Borough moves forward with final design for Alder Top Village subdivision

The borough is moving forward with design of the Alder Top Village (Keishangita.’aan) subdivision at the site of the former Wrangell Institute, a federal Alaska Native boarding school that closed in 1975. Borough officials hope the project will alleviate the community’s housing shortage — after its first phase is complete, 20 new residential lots could go on sale in 2024.

At its Jan. 24 meeting, the borough assembly unanimously approved a $109,616 professional services contract with Ketchikan-based R&M Engineering to design roadways and water, sewer and electrical utilities for the property.

R&M had previously contracted with the borough for a portion of the roadway and utility design work. Under the new agreement, they will complete the remaining 65% of the design and prepare bid-ready documents for construction.

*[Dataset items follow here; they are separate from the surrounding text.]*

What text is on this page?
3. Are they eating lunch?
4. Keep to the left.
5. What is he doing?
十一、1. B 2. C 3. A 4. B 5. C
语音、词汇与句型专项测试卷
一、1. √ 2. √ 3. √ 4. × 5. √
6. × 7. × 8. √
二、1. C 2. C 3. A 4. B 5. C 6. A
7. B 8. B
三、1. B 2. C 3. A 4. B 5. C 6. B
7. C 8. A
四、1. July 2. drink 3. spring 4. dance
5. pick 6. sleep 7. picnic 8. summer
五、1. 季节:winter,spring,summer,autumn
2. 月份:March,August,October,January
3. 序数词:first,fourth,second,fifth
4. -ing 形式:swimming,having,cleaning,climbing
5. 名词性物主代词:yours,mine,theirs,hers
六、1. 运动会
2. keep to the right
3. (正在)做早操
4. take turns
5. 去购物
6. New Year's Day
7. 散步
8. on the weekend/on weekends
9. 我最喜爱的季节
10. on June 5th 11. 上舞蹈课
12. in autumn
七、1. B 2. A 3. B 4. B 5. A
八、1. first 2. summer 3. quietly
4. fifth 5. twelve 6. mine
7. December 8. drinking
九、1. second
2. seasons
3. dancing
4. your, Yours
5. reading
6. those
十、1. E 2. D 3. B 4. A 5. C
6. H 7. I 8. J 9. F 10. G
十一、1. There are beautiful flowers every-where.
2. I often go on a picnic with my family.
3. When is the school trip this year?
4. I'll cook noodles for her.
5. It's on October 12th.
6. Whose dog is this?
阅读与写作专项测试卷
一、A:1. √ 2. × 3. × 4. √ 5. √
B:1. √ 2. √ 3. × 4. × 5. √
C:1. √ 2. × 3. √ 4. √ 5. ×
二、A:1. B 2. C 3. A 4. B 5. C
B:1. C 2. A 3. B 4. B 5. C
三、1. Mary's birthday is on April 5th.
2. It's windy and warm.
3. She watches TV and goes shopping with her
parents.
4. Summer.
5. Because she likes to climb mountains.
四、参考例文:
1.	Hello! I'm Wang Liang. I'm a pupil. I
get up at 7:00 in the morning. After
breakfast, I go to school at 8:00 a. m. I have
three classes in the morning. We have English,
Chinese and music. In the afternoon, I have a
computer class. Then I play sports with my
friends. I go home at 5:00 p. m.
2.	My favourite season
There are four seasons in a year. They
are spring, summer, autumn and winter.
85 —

The borough has been moving toward developing the property since 2016. Work stalled in 2021, when more than 200 graves of First Nations children were discovered in British Columbia near the site of a former residential school. Since then, the Canadian Truth and Reconciliation Commission has discovered thousands more graves and labeled the residential school system “cultural genocide.”

These abuses were not unique to Canada — a U.S. Department of the Interior study also identified 500 American Indian, Native Hawaiian and Alaska Native child deaths throughout the United States.

In September 2022, the U.S. Army Corps of Engineers and Alaska State Historic Preservation Office agreed to let the Alder Top Village project move forward, provided that an archaeological monitor was present during excavation.

The funds appropriated for design and construction will cover the borough’s monitoring plan, which is intended to identify, protect and document any Alaska Native cultural resources uncovered during construction work. “The monitoring plan means we have to have someone on-site as excavation is occurring to make sure there’s no cultural concerns that need to be addressed,” said Capital Facilities Director Amber Al-Haddad.

Such plans are “essential to ensure that professionals are on-site to quickly and respectfully respond should a discovery of unmarked graves or archaeological deposits occur,” added Lorraine Henry, public information officer for the State Historic Preservation Office.

In late December, the assembly approved a $2.2 million budget to install roads, water, sewer and electricity for the first phase of the new subdivision. However, the U.S. Army Corps of Engineers has delayed issuing a permit to fill wetlands until the borough completes and submits its archeological monitoring and wetlands mitigation plans.

The monitoring plan will “detail the field methods to be used by the monitor, locations that will be monitored, the reporting requirements for the project, and consultation or notification protocols in the event of a discovery,” wrote Henry. The wetlands mitigation plan is intended to offset the development’s impacts on the site’s natural resources.

Road construction could begin as early as mid to late summer, said Al-Haddad.